По мнению Громова, для выпирающих сквозь платье сосков все это было уж слишком изысканно. Впрочем, здесь сказывалась однозначная породистость этой особы – Эльза была метиской: по отцу – чеченка, по матери – полька. Поэтому, если говорить по справедливости, Эльзу трудно назвать банальной содержанкой, скорее, содержанкой экзотической, если не эксцентрической, так как она разводила ухажеров не только на дорогую одежду или украшения, но и на плату за вторую юридическую вышку, курсы сомелье и испанского языка в институте Сервантеса. Родители развелись, когда ей исполнилось восемнадцать, так что Эльза жила сейчас сама по себе, поддерживая редкий контакт лишь с матерью, уехавшей на свою родину в Краков. В любом случае, вопреки всем вышеупомянутым деталям, она все-таки оставалась тем, что она есть – куртизанкой или, как Марк предпочитал именовать этот тип женщины, «полшлюхи», хоть и не по рождению, но, если угодно, по призванию. Пусть эти «полшлюхи» и отличались серьезностью своих самообразовательных амбиций и недурным вкусом, Эльза все же оставалась Эльзой.
Вообще, если рассматривать классификацию Марка более подробно, «полшлюхи» по типам у него делились на «с порога в рот» и на «ая-яй, не так сразу», но в целом разница была незначительна. Иногда, глядя на нее, Громов ловил себя на мысли, что она напоминает ему «Дневную красавицу» Бунюэля: такое же миловидное и холодное, аристократическое личико, что и у Катрин Денев, такие же сексуальные демоны затаились в непроницаемых, всегда широко раскрытых зрачках, которые, как казалось иногда, своей страшной чернотой всасывали сами себя, пожирали Эльзу каким-то беснующимся вихрем самоедства. К слову говоря, окончит она свою жизнь достаточно трагично: через пять лет она станет содержанкой одного вора в законе, потом по женскому легкомыслию спутается со смазливым майором из угрозыска, что не останется без внимания содержателя, и по его мановению семеро «шнырей» вывезут Эльзу в загородный дом – в предбаннике пустят по кругу, сначала всласть, потом уже в наказание изнасилуют стволом ТТ-шника, изодрав клитор в лохмотья прицельной мушкой пистолета, затем спусковой крючок дернется, и пистолет прострелит нежную мякоть глухой женской утробы, а «шныри» сожгут окровавленное тело в ржавой бочке на заднем дворике дома. В любом случае, сейчас Эльза ничего этого не знает, она сахарно щебечет и строит глазки состоятельным мужчинам, пытаясь оторвать от жизни кусочек послаще… И да, там я тоже был, и тоже мед-пиво пил, и в рот на этот раз мне попало.

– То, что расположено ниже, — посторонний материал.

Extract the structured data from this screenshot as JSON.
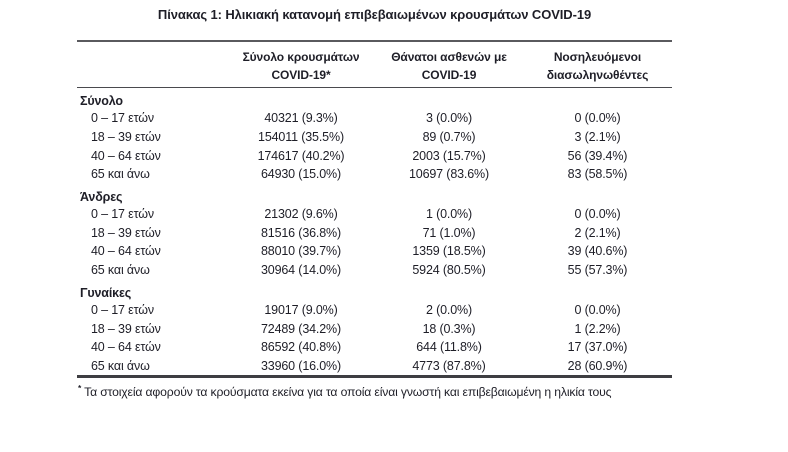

Ермаков – новенький официант – подошел к Громову и щетинистой школотой-второгодником хвастливо показал тысячерублевую купюру, оставленную ему щедрой рукой в обычный обед. Художник хотел провалиться от стыда по одному тому только, что стоит рядом с этой чудовищно пошлой сценкой, сам же Ермаков непоколебимым ледоколом пер на него, хлопая барсучьими глазками, удивляясь странному замешательству, полагая, что так противоречиво у Марка проявляется зависть к его чаевым. Постояв рядом с минуту, он пошел показывать свою тысячу кому-то другому.
Вошла женщина с тремя безобразненькими детишками. Художник скользнул взглядом по отяжелевшей от целлюлита и ювелирных украшений семье, а потом вежливо поздоровался:
– Добрый день.
Эльза взяла стопку меню и повела коротконогих перекормы-шей с плюшевыми глазами за собой. Три дочки шли первые, а за ними по пятам шагала такая же перекормленная самка-мать. Замыкали шествие два квадрата в пиджаках с проводами за ушами: телохранители скребли окружающий мир подозрительно-настороженными совочками зрачков, стараясь не отставать от центра своей профессиональной вселенной.